ADR-008 Deployment environments
Date: 27-11-2023
Status
✅ Accepted
Context
When working across multiple teams, or switching between teams, it can be hard to follow what each deployment environment is for and what practices it keeps. This can lead to data ending up in an improper environment, or tests being run with incorrect assumptions of the state of the environment.
We sometimes need to test, demo or explore functionality between multiple connected services. To do so, we need persistent environments of each service that are connected together. Not all products have this, and those that do can be inconsistent, making it harder to perform these activities.
Decision
All services must have the following essential environments, which should be deployed sequentially as part of the path to live:
- Local environment
- Deployment testing environment
- Production environment
- Demo environment
Services may commonly have additional environments:
- Automatic PR environments
- Manual PR environments
- Preproduction environment
- Other persistent environments
Production environment
This is what our users access and it contains our real data. It must be the only environment in the production account.
Deployment testing environment
Every service must have at least one environment that is as close to production’s infrastructure and scale as feasible. This may contain a copy of production data and live in the preproduction account, or may contain synthetic data and live in the development account.
It is not accessible by the public. It is deployed in the pipeline before production to test that the release can be deployed successfully.
Demo environment
This is used to test, demo and explore functionality against the currently deployed release. It is in the development account, does not contain production data and is not accessible by the public. It is deployed in the pipeline after production to ensure it reflects the latest releaase.
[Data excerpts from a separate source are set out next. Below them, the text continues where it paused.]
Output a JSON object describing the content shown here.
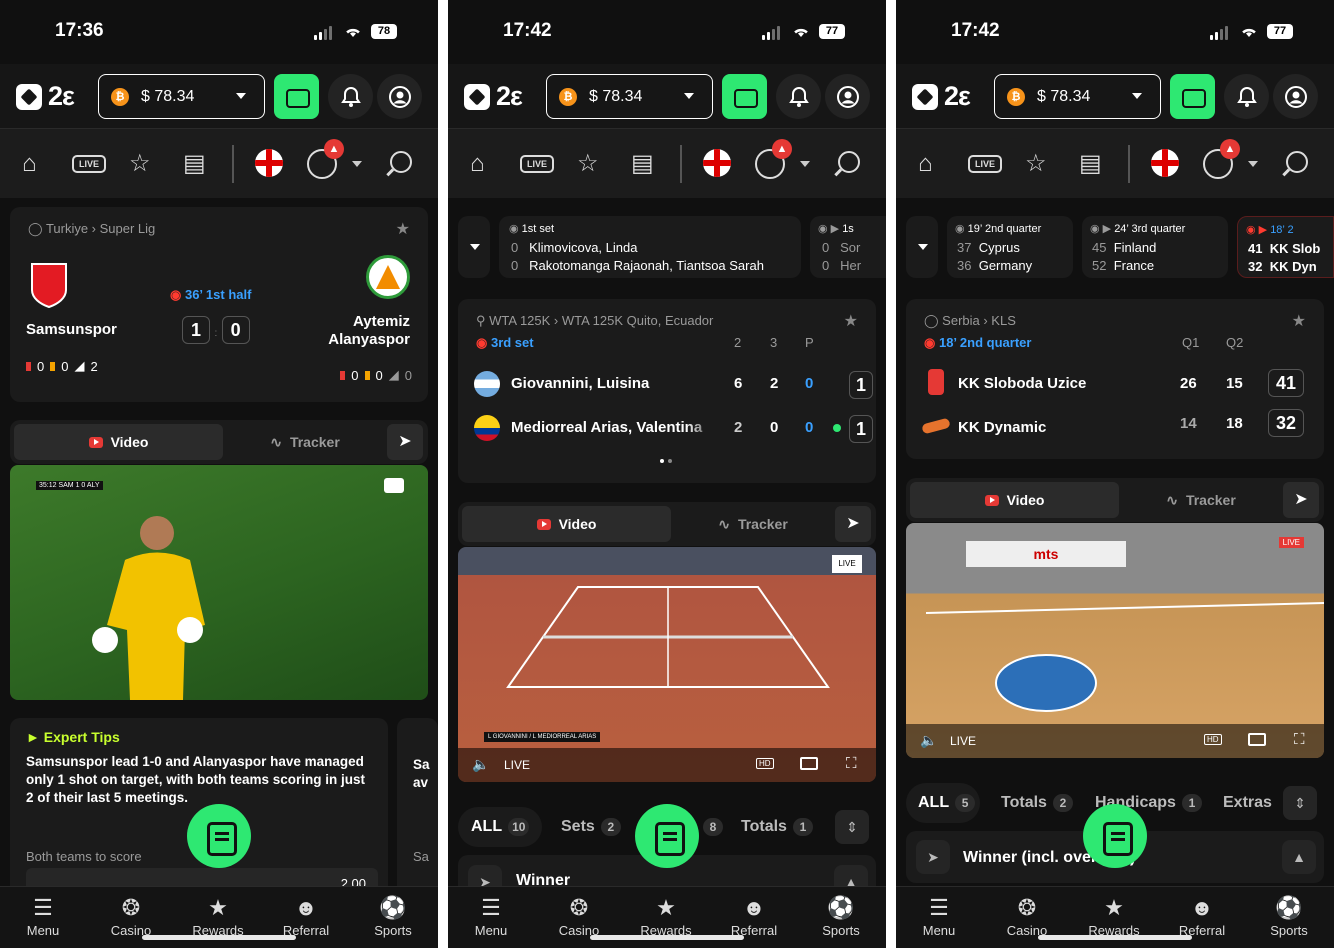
{
  "common": {
    "logo_text": "2ε",
    "balance": "$ 78.34",
    "coin": "₿",
    "live_badge": "LIVE",
    "bottom": [
      {
        "label": "Menu",
        "icon": "☰"
      },
      {
        "label": "Casino",
        "icon": "❂"
      },
      {
        "label": "Rewards",
        "icon": "★"
      },
      {
        "label": "Referral",
        "icon": "☻"
      },
      {
        "label": "Sports",
        "icon": "⚽"
      }
    ],
    "video_tab": "Video",
    "tracker_tab": "Tracker"
  },
  "p1": {
    "time": "17:36",
    "battery": "78",
    "league": "Turkiye › Super Lig",
    "home": "Samsunspor",
    "away_line1": "Aytemiz",
    "away_line2": "Alanyaspor",
    "status": "36’ 1st half",
    "home_score": "1",
    "away_score": "0",
    "home_stats": [
      "0",
      "0",
      "2"
    ],
    "away_stats": [
      "0",
      "0",
      "0"
    ],
    "video_overlay": "35:12 SAM 1 0 ALY",
    "tips_title": "Expert Tips",
    "tips_text": "Samsunspor lead 1-0 and Alanyaspor have managed only 1 shot on target, with both teams scoring in just 2 of their last 5 meetings.",
    "tips_label": "Both teams to score",
    "tips_odds": "2.00",
    "tips_side_a": "Sa",
    "tips_side_b": "av",
    "tips_side_c": "Sa"
  },
  "p2": {
    "time": "17:42",
    "battery": "77",
    "ticker": {
      "period": "1st set",
      "p1": "Klimovicova, Linda",
      "p2": "Rakotomanga Rajaonah, Tiantsoa Sarah",
      "s1": "0",
      "s2": "0",
      "next1": "Sor",
      "next2": "Her",
      "next_period": "1s"
    },
    "league": "WTA 125K › WTA 125K Quito, Ecuador",
    "status": "3rd set",
    "cols": [
      "2",
      "3",
      "P"
    ],
    "players": [
      {
        "name": "Giovannini, Luisina",
        "scores": [
          "6",
          "2",
          "0"
        ],
        "total": "1"
      },
      {
        "name": "Mediorreal Arias, Valentina",
        "scores": [
          "2",
          "0",
          "0"
        ],
        "total": "1"
      }
    ],
    "markets": {
      "all": "ALL",
      "all_n": "10",
      "sets": "Sets",
      "sets_n": "2",
      "other_n": "8",
      "totals": "Totals",
      "totals_n": "1"
    },
    "winner": "Winner",
    "video_score": "L GIOVANNINI / L MEDIORREAL ARIAS"
  },
  "p3": {
    "time": "17:42",
    "battery": "77",
    "tickers": [
      {
        "period": "19’ 2nd quarter",
        "a": "Cyprus",
        "b": "Germany",
        "sa": "37",
        "sb": "36"
      },
      {
        "period": "24’ 3rd quarter",
        "a": "Finland",
        "b": "France",
        "sa": "45",
        "sb": "52"
      },
      {
        "period": "18’ 2",
        "a": "KK Slob",
        "b": "KK Dyn",
        "sa": "41",
        "sb": "32"
      }
    ],
    "league": "Serbia › KLS",
    "status": "18’ 2nd quarter",
    "cols": [
      "Q1",
      "Q2"
    ],
    "teams": [
      {
        "name": "KK Sloboda Uzice",
        "q": [
          "26",
          "15"
        ],
        "total": "41"
      },
      {
        "name": "KK Dynamic",
        "q": [
          "14",
          "18"
        ],
        "total": "32"
      }
    ],
    "markets": {
      "all": "ALL",
      "all_n": "5",
      "totals": "Totals",
      "totals_n": "2",
      "handicaps": "Handicaps",
      "handicaps_n": "1",
      "extras": "Extras"
    },
    "winner": "Winner (incl. overtime)",
    "video_brand": "mts"
  }
}
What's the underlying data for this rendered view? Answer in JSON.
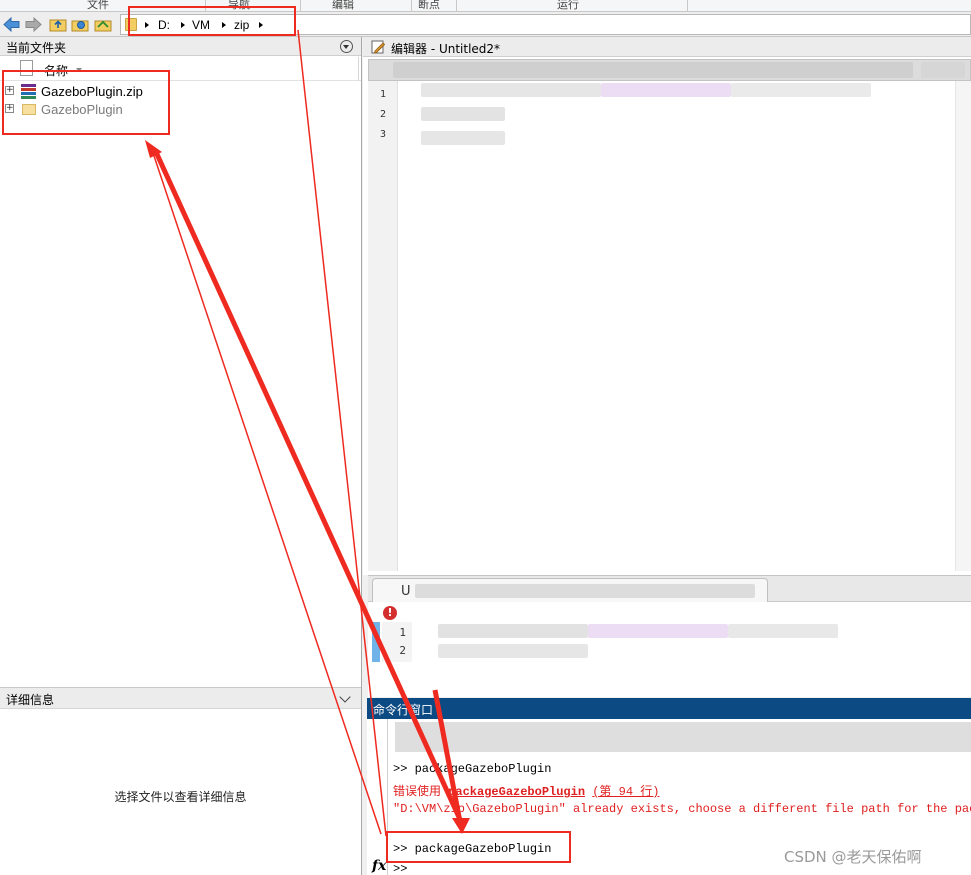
{
  "ribbon": {
    "tabs": [
      "文件",
      "导航",
      "编辑",
      "断点",
      "运行"
    ]
  },
  "address_bar": {
    "crumbs": [
      "D:",
      "VM",
      "zip"
    ]
  },
  "file_browser": {
    "title": "当前文件夹",
    "column_name": "名称",
    "items": [
      {
        "name": "GazeboPlugin.zip",
        "type": "zip"
      },
      {
        "name": "GazeboPlugin",
        "type": "folder"
      }
    ]
  },
  "details": {
    "title": "详细信息",
    "hint": "选择文件以查看详细信息"
  },
  "editor": {
    "title": "编辑器 - Untitled2*",
    "line_numbers": [
      "1",
      "2",
      "3"
    ]
  },
  "issues": {
    "tab_letter": "U",
    "error_icon": "!",
    "line_numbers": [
      "1",
      "2"
    ]
  },
  "command_window": {
    "title": "命令行窗口",
    "lines": {
      "cmd1": ">> packageGazeboPlugin",
      "err_prefix": "错误使用 ",
      "err_func": "packageGazeboPlugin",
      "err_location": "(第 94 行)",
      "err_message": "\"D:\\VM\\zip\\GazeboPlugin\" already exists, choose a different file path for the packa",
      "cmd2": ">> packageGazeboPlugin",
      "prompt": ">>"
    },
    "fx_label": "fx"
  },
  "watermark": "CSDN @老天保佑啊",
  "colors": {
    "annotation_red": "#ef2a21",
    "cmd_header_blue": "#0c4a84",
    "error_red": "#e02020"
  }
}
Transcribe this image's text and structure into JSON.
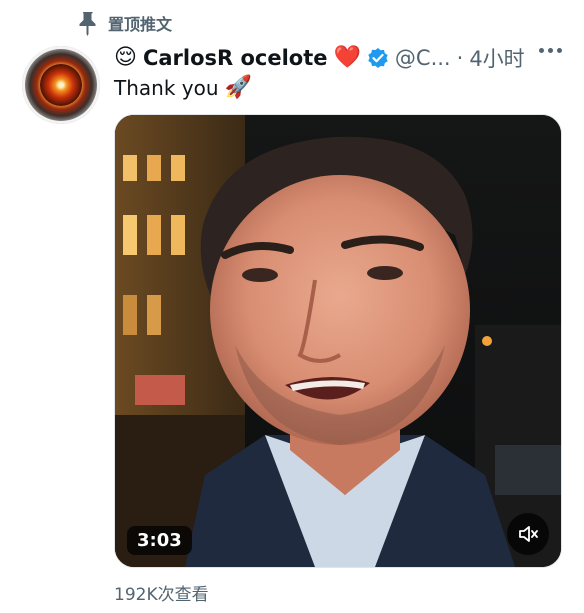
{
  "pinned": {
    "label": "置顶推文",
    "icon": "pin-icon"
  },
  "author": {
    "emoji_prefix": "😌",
    "display_name": "CarlosR ocelote",
    "emoji_suffix": "❤️",
    "verified_icon": "verified-badge-icon",
    "handle": "@C...",
    "separator": "·",
    "time": "4小时",
    "avatar": "avatar"
  },
  "tweet": {
    "text": "Thank you",
    "emoji": "🚀"
  },
  "media": {
    "duration": "3:03",
    "mute_icon": "mute-icon"
  },
  "views": "192K次查看",
  "colors": {
    "text": "#0f1419",
    "secondary": "#536471",
    "verified": "#1d9bf0",
    "heart": "#e0245e"
  }
}
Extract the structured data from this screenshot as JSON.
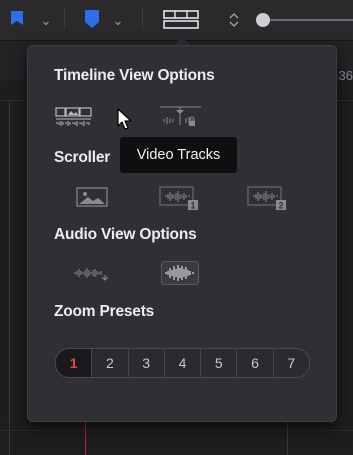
{
  "ruler": {
    "number": "36"
  },
  "popup": {
    "sections": {
      "timeline_view": "Timeline View Options",
      "scroller": "Scroller",
      "audio_view": "Audio View Options",
      "zoom_presets": "Zoom Presets"
    },
    "tooltip": "Video Tracks",
    "zoom": [
      "1",
      "2",
      "3",
      "4",
      "5",
      "6",
      "7"
    ],
    "zoom_active_index": 0
  },
  "colors": {
    "accent_blue": "#2f6fe6",
    "active_red": "#e5484d",
    "playhead": "#b5232b"
  },
  "icons": {
    "toolbar": [
      "flag-marker-icon",
      "chevron-down-icon",
      "blue-marker-icon",
      "chevron-down-icon",
      "timeline-view-icon",
      "zoom-stepper-icon",
      "zoom-slider"
    ],
    "timeline_view": [
      "video-tracks-icon",
      "audio-waveform-lock-icon"
    ],
    "scroller": [
      "scroller-image-icon",
      "scroller-audio-1-icon",
      "scroller-audio-2-icon"
    ],
    "audio_view": [
      "audio-waveform-icon",
      "audio-waveform-full-icon"
    ]
  }
}
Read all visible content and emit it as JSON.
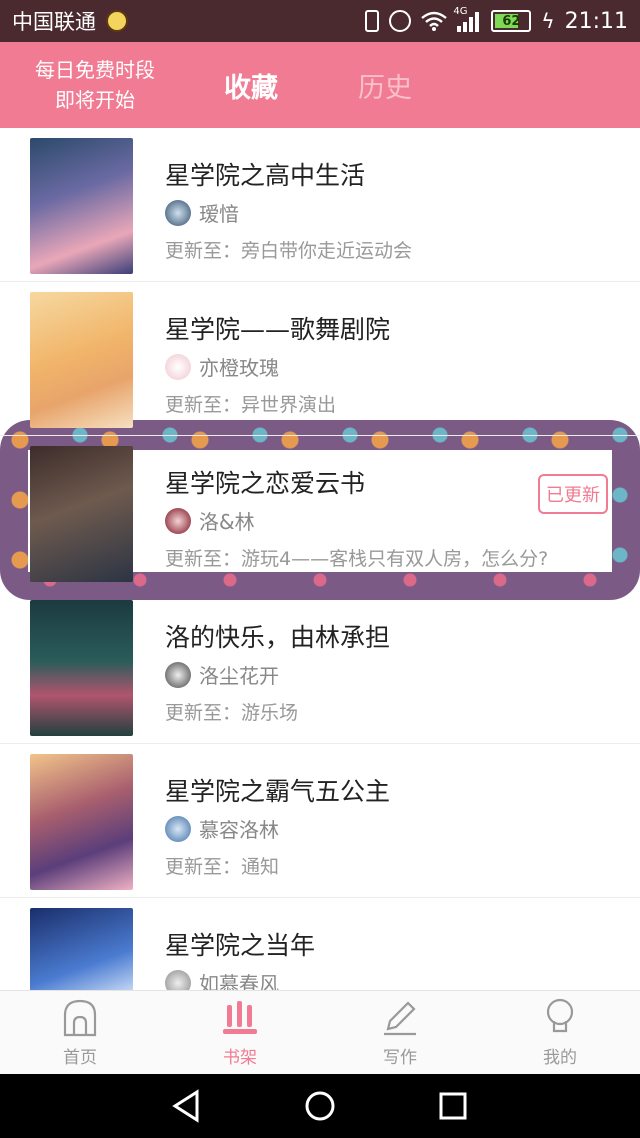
{
  "status_bar": {
    "carrier": "中国联通",
    "network": "4G",
    "battery": "62",
    "time": "21:11"
  },
  "header": {
    "promo_line1": "每日免费时段",
    "promo_line2": "即将开始",
    "tab_favorites": "收藏",
    "tab_history": "历史"
  },
  "items": [
    {
      "title": "星学院之高中生活",
      "author": "瑷愔",
      "update": "更新至：旁白带你走近运动会",
      "badge": ""
    },
    {
      "title": "星学院——歌舞剧院",
      "author": "亦橙玫瑰",
      "update": "更新至：异世界演出",
      "badge": ""
    },
    {
      "title": "星学院之恋爱云书",
      "author": "洛&林",
      "update": "更新至：游玩4——客栈只有双人房，怎么分?",
      "badge": "已更新"
    },
    {
      "title": "洛的快乐，由林承担",
      "author": "洛尘花开",
      "update": "更新至：游乐场",
      "badge": ""
    },
    {
      "title": "星学院之霸气五公主",
      "author": "慕容洛林",
      "update": "更新至：通知",
      "badge": ""
    },
    {
      "title": "星学院之当年",
      "author": "如慕春风",
      "update": "",
      "badge": ""
    }
  ],
  "bottom_nav": {
    "home": "首页",
    "shelf": "书架",
    "write": "写作",
    "mine": "我的"
  },
  "colors": {
    "accent": "#f07b92",
    "status_bar": "#4a2a2f"
  }
}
It is connected to the demo environment of any dependencies, and is the target of the demo environemnt of any dependent services. This allows cross-service testing.
It is be available at demo.development.{production host}.
Local environment
All services must be available to stand-up on departmental laptops in some form for local development and testing. Local environments should not require any external connections to dependent services (though their build pipeline may require external connection to e.g. fetch code and packages).
Automatic PR environments
These are created automatically when a pull request is raised to use for testing and demo of changes before they are merged. They are in the development account and are not accessible by the public.
These environments should be used to test against, rather than using local containerised environments on the CI runner, to provide a higher level of confidence.
When the pull request is merged, the associated environment is automatically destroyed.
They are available at {automatically derived name}.development.{production host}
Manual PR environments
In some services it may be impractical to automatically create environments for every pull request. In this case, it should be possible to manually create an environment based on the pull request. These environments should have a “deletion date” on creation and automatically be destroyed when that date is passed.
They are available at {manually or automatically derived name}.development.{production host}
In all other regards, they are the same as automatic PR environments.
Preproduction environment
This has identical infrastructure and data to the production environment though is not connected to external services. It is in the preproduction account and is not accesible to the public.
It is used to test against a real data set, where synthetic data is not reflective or large enough to provide confidence. It may the deployment testing environment and deployed to as part of the main pipeline, or be deployed to manually whe needed.
It is be available at preproduction.{production host}.
Other persistent environments
Some services may require other persistent environments. For example, for training or user research. These environments may be created automatically or manually, depending on the team’s needs.
These environments are in the development account and do not contain production data.
Consequences
Having more consistent environment practices will make developing and maintaining services across multiple teams more predictable and less prone to confusion. Having consistent demo environments will make cross-service testing easier and safer.
This will be more challenging for services that make exceptions to this decision, as they might lead to incorrect assumptions. Service teams will need to clearly document their exceptions and explanations to avoid confusion.
Where services connect to each other, teams must document which environments are connected and what type of data (production, pseudonymised etc.) each uses. This is essential to ensure that private data does not incorrectly cross tiers.